The Court prefers that I not read from a script, or even directly from my notes, they would like me to look them in the eye and make a brief, concise, succinct, summation of my arguments.
The longer one’s presentation, the more likely the attention of the audience of one (Judge) is going to stray and one may miss their opportunity to convince the Judge of the merits of their cause.
At the scheduled hearing day, the Court has the opportunity to ask any questions, which the Court would like clarification on. If one has prepared sufficiently, then the written arguments by way of submissions and or pre trial Briefs, that the Court should have already read, would be completed by the oral presentation, which sums up the arguments and restates the high points of the arguments.

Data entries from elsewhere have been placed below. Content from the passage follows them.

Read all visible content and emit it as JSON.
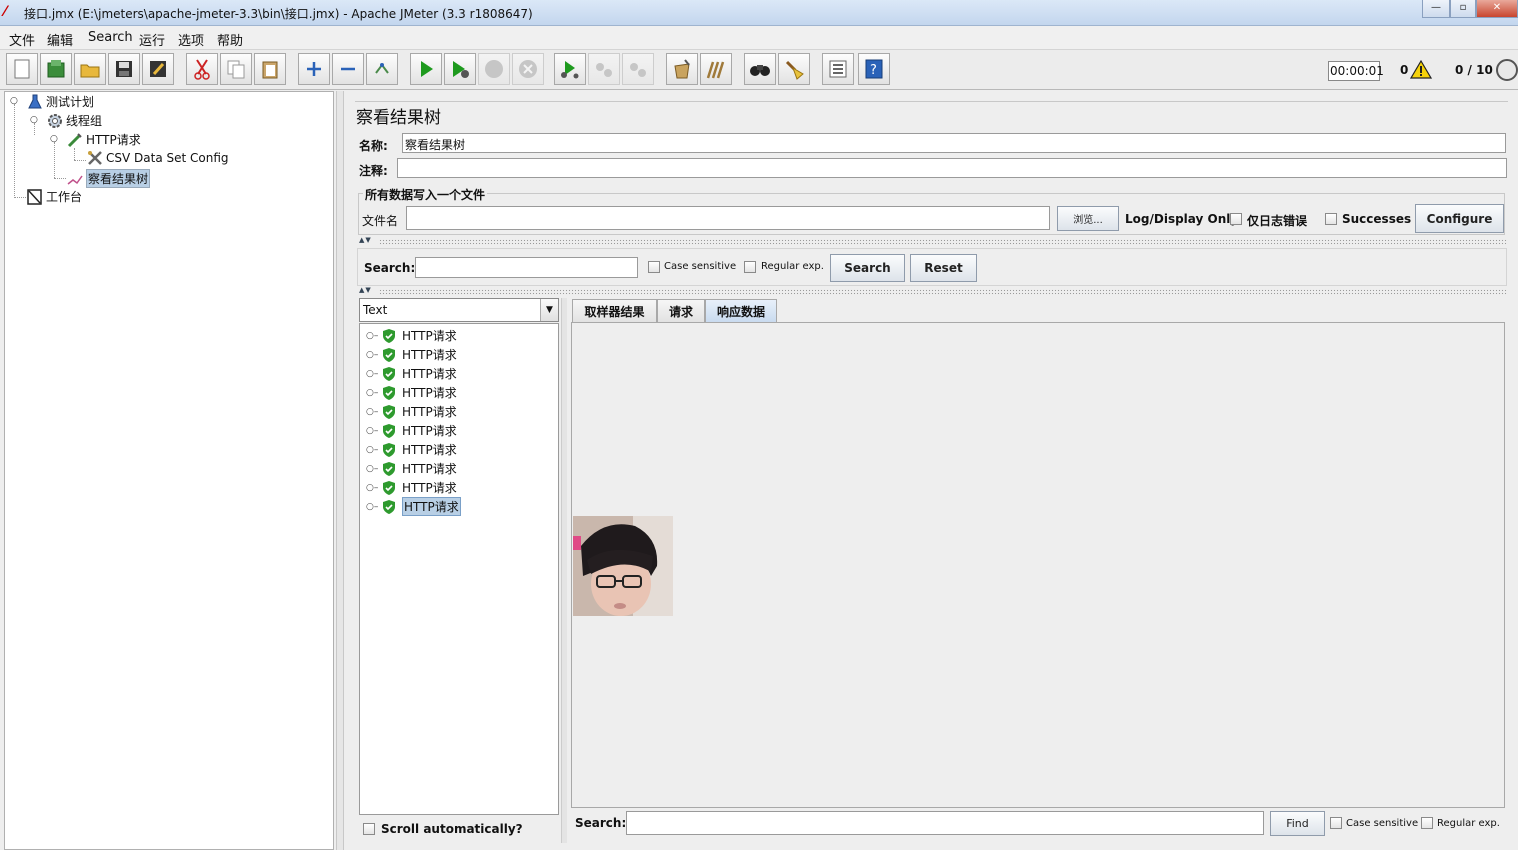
{
  "window": {
    "title": "接口.jmx (E:\\jmeters\\apache-jmeter-3.3\\bin\\接口.jmx) - Apache JMeter (3.3 r1808647)",
    "btn_minimize": "—",
    "btn_maximize": "▫",
    "btn_close": "✕"
  },
  "menu": [
    "文件",
    "编辑",
    "Search",
    "运行",
    "选项",
    "帮助"
  ],
  "toolbar": {
    "timer": "00:00:01",
    "error_count": "0",
    "threads": "0 / 10",
    "icons": [
      "new-icon",
      "templates-icon",
      "open-icon",
      "save-icon",
      "save-as-icon",
      "cut-icon",
      "copy-icon",
      "paste-icon",
      "expand-icon",
      "collapse-icon",
      "toggle-icon",
      "start-icon",
      "start-no-pause-icon",
      "stop-icon",
      "shutdown-icon",
      "remote-start-icon",
      "remote-stop-icon",
      "remote-shutdown-icon",
      "clear-icon",
      "clear-all-icon",
      "search-icon",
      "reset-search-icon",
      "function-helper-icon",
      "help-icon"
    ]
  },
  "tree": {
    "test_plan": "测试计划",
    "thread_group": "线程组",
    "http_request": "HTTP请求",
    "csv_config": "CSV Data Set Config",
    "result_tree": "察看结果树",
    "workbench": "工作台"
  },
  "panel": {
    "title": "察看结果树",
    "name_label": "名称:",
    "name_value": "察看结果树",
    "comment_label": "注释:",
    "comment_value": "",
    "file_group_title": "所有数据写入一个文件",
    "filename_label": "文件名",
    "filename_value": "",
    "browse_button": "浏览...",
    "log_display_only": "Log/Display Only:",
    "errors_only": "仅日志错误",
    "successes": "Successes",
    "configure_button": "Configure"
  },
  "search_bar": {
    "label": "Search:",
    "value": "",
    "case_sensitive": "Case sensitive",
    "regular_exp": "Regular exp.",
    "search_button": "Search",
    "reset_button": "Reset"
  },
  "results": {
    "renderer": "Text",
    "items": [
      "HTTP请求",
      "HTTP请求",
      "HTTP请求",
      "HTTP请求",
      "HTTP请求",
      "HTTP请求",
      "HTTP请求",
      "HTTP请求",
      "HTTP请求",
      "HTTP请求"
    ],
    "scroll_automatically": "Scroll automatically?"
  },
  "tabs": [
    "取样器结果",
    "请求",
    "响应数据"
  ],
  "active_tab": "响应数据",
  "response_search": {
    "label": "Search:",
    "value": "",
    "find_button": "Find",
    "case_sensitive": "Case sensitive",
    "regular_exp": "Regular exp."
  },
  "colors": {
    "selection": "#b8cfe5",
    "success_green": "#2e9a2e",
    "active_tab": "#c9dbef"
  }
}
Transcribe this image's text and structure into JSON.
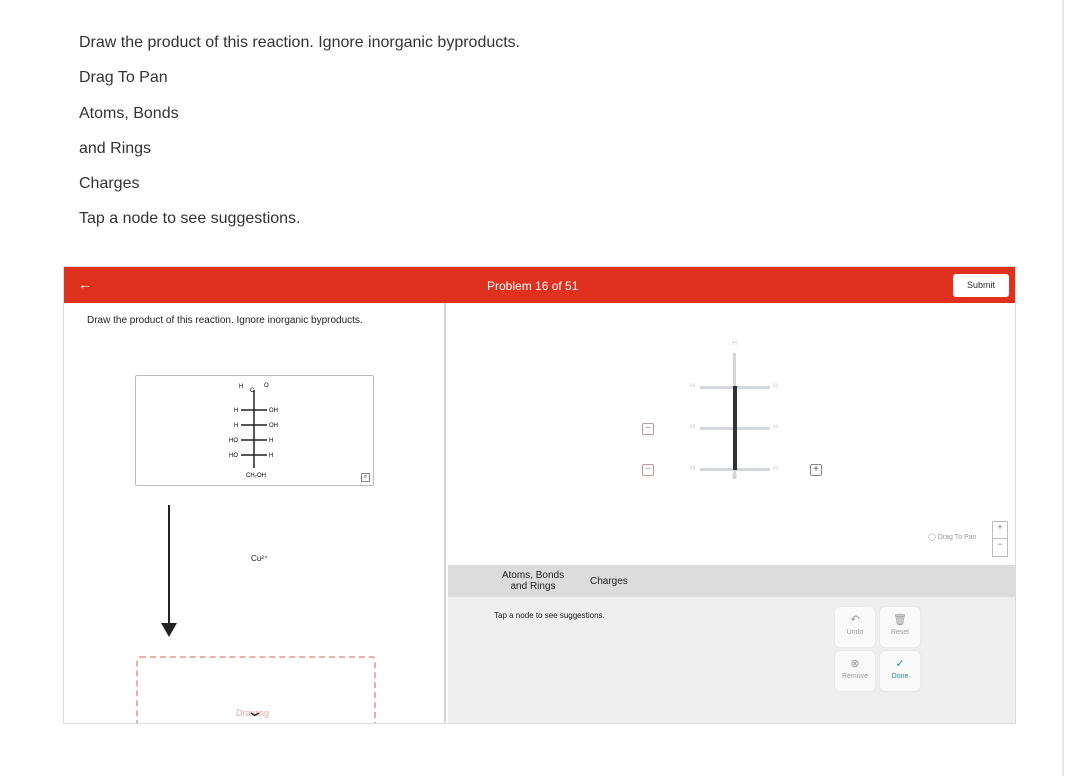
{
  "instructions": [
    "Draw the product of this reaction. Ignore inorganic byproducts.",
    "Drag To Pan",
    "Atoms, Bonds",
    "and Rings",
    "Charges",
    "Tap a node to see suggestions."
  ],
  "header": {
    "back_icon": "arrow-left-icon",
    "title": "Problem 16 of 51",
    "submit": "Submit",
    "color": "#e0301e"
  },
  "question": "Draw the product of this reaction. Ignore inorganic byproducts.",
  "molecule": {
    "top": [
      "H",
      "C",
      "O"
    ],
    "rows": [
      [
        "H",
        "OH"
      ],
      [
        "H",
        "OH"
      ],
      [
        "HO",
        "H"
      ],
      [
        "HO",
        "H"
      ]
    ],
    "bottom": "CH₂OH"
  },
  "reagent": "Cu²⁺",
  "drop_zone": {
    "label": "Drawing"
  },
  "canvas": {
    "h": "H"
  },
  "tabs": {
    "atoms": "Atoms, Bonds and Rings",
    "charges": "Charges"
  },
  "hint": "Tap a node to see suggestions.",
  "drag_to_pan": "Drag To Pan",
  "zoom": {
    "plus": "+",
    "minus": "−"
  },
  "actions": {
    "undo": "Undo",
    "reset": "Reset",
    "remove": "Remove",
    "done": "Done"
  }
}
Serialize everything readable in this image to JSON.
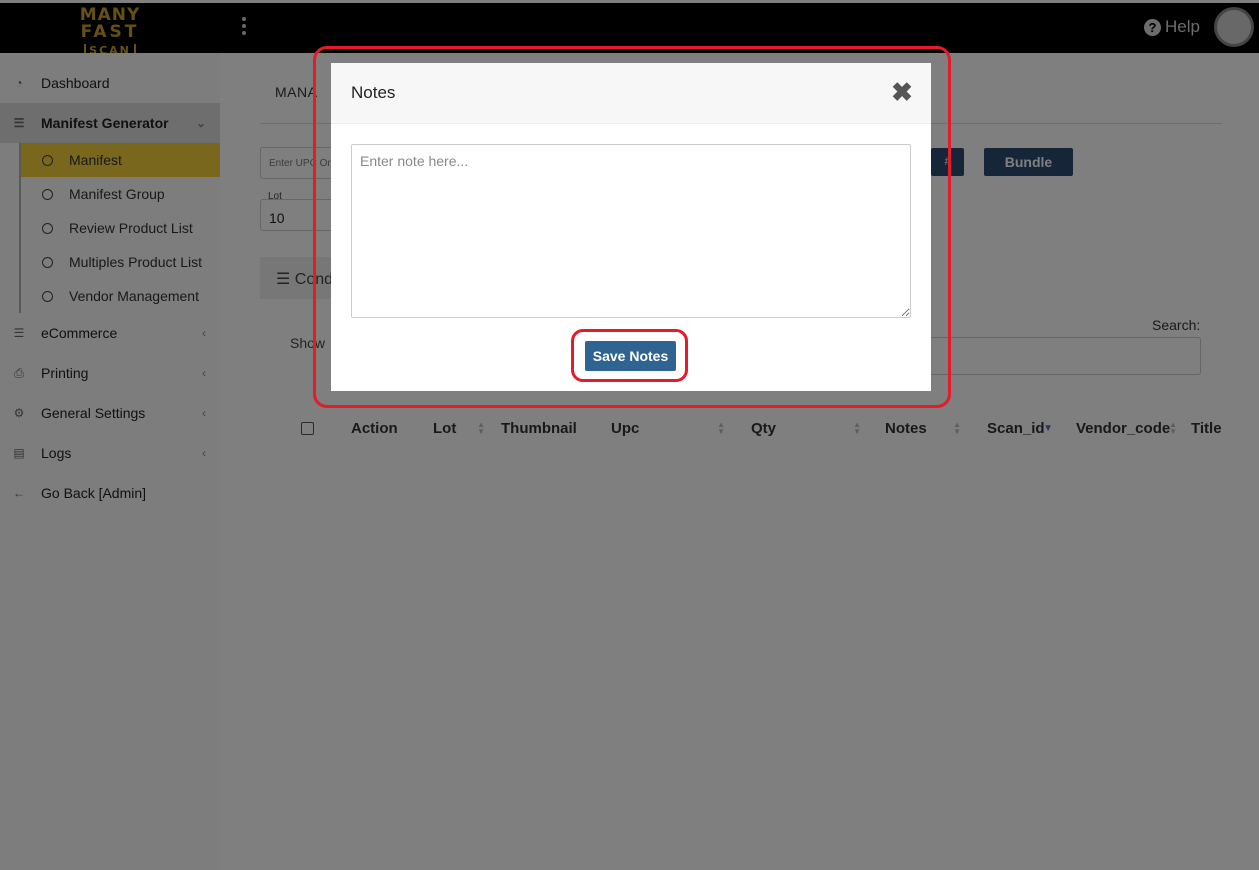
{
  "brand": {
    "line1": "MANY",
    "line2": "FAST",
    "line3": "SCAN"
  },
  "topbar": {
    "help_label": "Help"
  },
  "sidebar": {
    "items": [
      {
        "label": "Dashboard",
        "icon": "gauge-icon"
      },
      {
        "label": "Manifest Generator",
        "icon": "list-icon",
        "expanded": true
      },
      {
        "label": "eCommerce",
        "icon": "list-icon"
      },
      {
        "label": "Printing",
        "icon": "printer-icon"
      },
      {
        "label": "General Settings",
        "icon": "gears-icon"
      },
      {
        "label": "Logs",
        "icon": "layers-icon"
      },
      {
        "label": "Go Back [Admin]",
        "icon": "arrow-left-icon"
      }
    ],
    "subitems": [
      {
        "label": "Manifest",
        "active": true
      },
      {
        "label": "Manifest Group"
      },
      {
        "label": "Review Product List"
      },
      {
        "label": "Multiples Product List"
      },
      {
        "label": "Vendor Management"
      }
    ]
  },
  "main": {
    "tab_title": "MANA",
    "upc_placeholder": "Enter UPC Or",
    "lot_label": "Lot",
    "lot_value": "10",
    "hash_button": "#",
    "bundle_button": "Bundle",
    "section_title": "Cond",
    "show_label": "Show",
    "search_label": "Search:",
    "table_headers": [
      "Action",
      "Lot",
      "Thumbnail",
      "Upc",
      "Qty",
      "Notes",
      "Scan_id",
      "Vendor_code",
      "Title"
    ]
  },
  "modal": {
    "title": "Notes",
    "close_glyph": "✖",
    "textarea_placeholder": "Enter note here...",
    "save_label": "Save Notes"
  },
  "colors": {
    "topbar": "#000000",
    "active_subitem": "#f4cf3d",
    "primary_button": "#2f6391",
    "dark_button": "#2d4b6e",
    "annotation": "#e31b2a"
  }
}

A Judge, ideally, is supposed to objectively hear the argument and facts from the parties as they are presented by either party, then decide, after weighing the evidence, which of either side has presented the most convincing evidence and argument. To the winner goes the decision.
Each time I appear before the Court, I have the opportunity to improve my presentation and do a better job than the last time. I have made many mistakes, thus far, but I am learning as I go and hopefully by writing down my experiences I can provide a viewpoint for others, to benefit from, which I was unable to find when I began navigating this path as a Self Represented Litigant.
Re-reading your submissions, at a scheduled hearing may not work in your favor. I prepare my written submissions to be sufficient to win my cause, then use the hearing opportunity to sum up my arguments, and provide the Court with an opportunity to question and or Clarify any uncertain points, this should be increasing ones chances, that the Judge will find in their favour.